In particular, the dataset can be used for the following purposes:

(1) Based on the above datasets, the north–south variation patterns of seed plant order, family, genus and species diversity can be described, and the slopes and shapes corresponding to the latitudinal gradient patterns of species richness in order, family and genus can be counted. The contribution of three higher taxonomic levels (order, family and genus species richness) to the north–south change pattern of species diversity can be calculated. These results can clearly reveal the change pattern of species diversity in each taxon in the northern and southern Qinling-Daba Mountains, which is of great value for targeted afforestation and protection.
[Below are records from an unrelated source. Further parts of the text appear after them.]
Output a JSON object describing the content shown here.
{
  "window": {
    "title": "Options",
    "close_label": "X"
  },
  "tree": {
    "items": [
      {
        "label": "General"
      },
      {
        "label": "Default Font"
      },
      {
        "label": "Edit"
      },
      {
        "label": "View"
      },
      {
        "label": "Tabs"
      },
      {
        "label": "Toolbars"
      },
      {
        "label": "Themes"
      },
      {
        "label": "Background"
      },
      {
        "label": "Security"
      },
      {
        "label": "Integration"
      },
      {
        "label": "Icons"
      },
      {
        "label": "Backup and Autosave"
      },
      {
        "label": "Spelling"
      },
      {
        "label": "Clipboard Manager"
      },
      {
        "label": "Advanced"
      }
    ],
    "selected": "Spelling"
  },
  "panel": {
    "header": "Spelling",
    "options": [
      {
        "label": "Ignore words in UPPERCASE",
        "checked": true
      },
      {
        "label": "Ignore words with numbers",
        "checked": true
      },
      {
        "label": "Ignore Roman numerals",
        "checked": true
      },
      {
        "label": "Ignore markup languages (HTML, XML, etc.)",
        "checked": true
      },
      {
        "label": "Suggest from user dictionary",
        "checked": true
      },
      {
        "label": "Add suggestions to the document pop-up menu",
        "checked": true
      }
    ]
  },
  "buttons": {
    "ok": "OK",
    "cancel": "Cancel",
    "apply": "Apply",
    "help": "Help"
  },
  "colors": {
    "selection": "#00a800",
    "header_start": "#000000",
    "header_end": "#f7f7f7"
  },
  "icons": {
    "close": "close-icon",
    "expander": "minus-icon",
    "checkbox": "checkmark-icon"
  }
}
For example, the taxa Rosales, Lamiales, Lamiaceae, Rosaceae, Rubus, Viburnum and Ilex are more diverse in the southern and less diverse in the northern Qinling-Daba Mountains, indicating that the southern environment is more suitable for the survival of these taxa. In artificial afforestation and other projects, more plants in this subgroup could be planted in the southern Qinling-Daba Mountains to increase the survival rate of plants; Ephedrales, Podocarpales, Ephedraceae, Podocarpaceae, Potentilla and Astragalus are less diverse in the southern and more diverse in the northern Qinling-Daba Mountains, indicating that the northern environment is more suitable for the survival of these taxa. Thus, more plants in these taxa can be planted in the northern Qinling-Daba Mountains. Therefore, understanding the specific development and distribution patterns of species in different plant taxa can provide detailed guidance for sustainable forest management. The use of these specific plant development and survival distribution characteristics is conducive to afforestation and species protection. A better understanding of the survival characteristics and distribution characteristics of forest species in the Qinling-Daba Mountains will be conducive to their further management and protection.

(2) The change patterns of different life forms (trees, shrubs and herbs) along latitude gradients can be analyzed. The community structure of different life forms not only improves the ability of the community to use environmental resources such as sunlight but also creates a variety of habitat and food conditions for animals. Therefore, understanding the latitudinal gradient change patterns of trees, shrubs and grasses can improve the efficiency and accuracy of efforts to manage forest species diversity in the Qinling-Daba Mountains. For example, tall trees are suitable for Crested Ibis nesting, dense bamboo forests in mountains provide food for giant pandas, and dense forests in mountains provide safe habitats for golden monkeys.

(3) At the same time, the spatial distribution pattern of plant endemism (species endemic and nonendemic to China) can be clarified. Whether a plant is endemic to a given area is an important consideration in the setting of nature reserves. Understanding the distribution of species endemic to the Qinling-Daba Mountains in China provides important information for determining the priority of protected areas of these organisms, which is conducive to the implementation of protection actions and promotes the effective distribution of these efforts.

The above study and other related studies using the dataset will provide a basis for forestland management, the establishment of nature reserves and species protection. Especially in the Qinling-Daba Mountains (a complex climate transition zone), combined with the change patterns of the plant latitude gradient in different groups, biodiversity protection measures can be more efficient and targeted, which is helpful for understanding the impact of the ecological environment on forest ecosystems.

These distribution patterns and latitude gradient patterns are only used to validate the dataset and explain a few ways in which potential users could use the dataset.